Gencatan senjata ini terjadi setelah ancaman pemusnahan dari Presiden AS Donald Trump terhadap Iran. Meskipun ada pengumuman gencatan senjata, Khamenei memberikan pesan khusus kepada warga Iran bahwa mereka "tidak boleh membayangkan bahwa turun ke jalan tidak lagi diperlukan."
Ia menambahkan: "Suara Anda di ruang publik tidak diragukan lagi berpengaruh pada hasil negosiasi." Pesan ini disampaikan menurut siaran televisi pemerintah Iran, menekankan pentingnya dukungan publik dalam proses diplomasi yang sedang berlangsung.
Kondisi Kesehatan dan Penampilan Publik
Mojtaba Khamenei, yang dilaporkan terluka dalam serangan yang menewaskan ayahnya, masih belum terlihat di depan umum sejak pengangkatannya sebagai pemimpin tertinggi Iran. Selama ini, ia telah mengeluarkan sejumlah pernyataan tertulis, yang sebagian besar dibacakan oleh presenter di televisi pemerintah.
Presiden AS Donald Trump bahkan berspekulasi bahwa Khamenei mungkin telah meninggal dunia. Namun, televisi pemerintah Iran membantah spekulasi ini dengan melaporkan bahwa pemimpin baru mereka sedang dalam proses pemulihan dari luka-lukanya.
Televisi pemerintah juga memposting foto-foto Khamenei, meskipun tidak disebutkan kapan foto-foto tersebut diambil. Langkah ini tampaknya ditujukan untuk menepis berbagai rumor tentang kondisi kesehatannya dan menguatkan legitimasi kepemimpinannya di mata publik internasional maupun domestik.
Implikasi untuk Hubungan Internasional
Pernyataan Khamenei ini memiliki beberapa implikasi penting:
- Posisi diplomatik yang jelas: Iran menyatakan tidak menginginkan perang tetapi siap mempertahankan hak-haknya
- Dukungan untuk sekutu regional: Referensi kepada front perlawanan menunjukkan komitmen terhadap sekutu seperti Hizbullah
- Peran publik dalam diplomasi: Penekanan pada pentingnya suara rakyat dalam proses negosiasi
- Stabilitas kepemimpinan Upaya menunjukkan bahwa kepemimpinan baru Iran stabil meskipun ada tantangan kesehatan
Pernyataan ini datang pada saat yang kritis, ketika negosiasi antara Iran dan Amerika Serikat sedang berlangsung.
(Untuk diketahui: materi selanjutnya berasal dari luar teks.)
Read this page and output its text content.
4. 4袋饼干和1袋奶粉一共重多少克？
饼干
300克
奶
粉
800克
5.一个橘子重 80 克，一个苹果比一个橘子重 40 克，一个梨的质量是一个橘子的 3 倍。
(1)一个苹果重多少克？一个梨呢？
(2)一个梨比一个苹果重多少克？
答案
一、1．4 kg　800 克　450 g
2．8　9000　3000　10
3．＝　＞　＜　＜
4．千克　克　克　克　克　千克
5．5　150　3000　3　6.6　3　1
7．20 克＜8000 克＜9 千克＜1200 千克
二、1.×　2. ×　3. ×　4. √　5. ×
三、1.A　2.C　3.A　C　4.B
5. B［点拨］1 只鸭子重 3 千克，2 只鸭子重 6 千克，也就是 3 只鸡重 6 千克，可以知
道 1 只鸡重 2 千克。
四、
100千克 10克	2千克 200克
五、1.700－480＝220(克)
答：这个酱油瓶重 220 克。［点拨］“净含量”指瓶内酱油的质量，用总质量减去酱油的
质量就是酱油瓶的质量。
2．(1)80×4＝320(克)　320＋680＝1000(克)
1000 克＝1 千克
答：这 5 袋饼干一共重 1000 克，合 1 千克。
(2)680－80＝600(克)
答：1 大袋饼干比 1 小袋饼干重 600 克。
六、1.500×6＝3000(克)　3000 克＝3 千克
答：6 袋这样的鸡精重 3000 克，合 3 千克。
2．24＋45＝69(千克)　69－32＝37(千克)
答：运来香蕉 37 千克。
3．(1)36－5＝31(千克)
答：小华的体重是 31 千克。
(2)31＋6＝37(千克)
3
Sebelumnya, dilaporkan bahwa 21 jam perundingan antara kedua negara di Pakistan berakhir tanpa kesepakatan yang signifikan.
Dengan pesan yang jelas namun tegas ini, Mojtaba Khamenei tampaknya ingin menetapkan nada kepemimpinannya: terbuka untuk dialog damai tetapi tidak akan mengorbankan kepentingan nasional Iran. Pendekatan ini mencerminkan kontinuitas dengan kebijakan ayahnya sekaligus menyesuaikan dengan realitas geopolitik yang terus berkembang di kawasan Timur Tengah.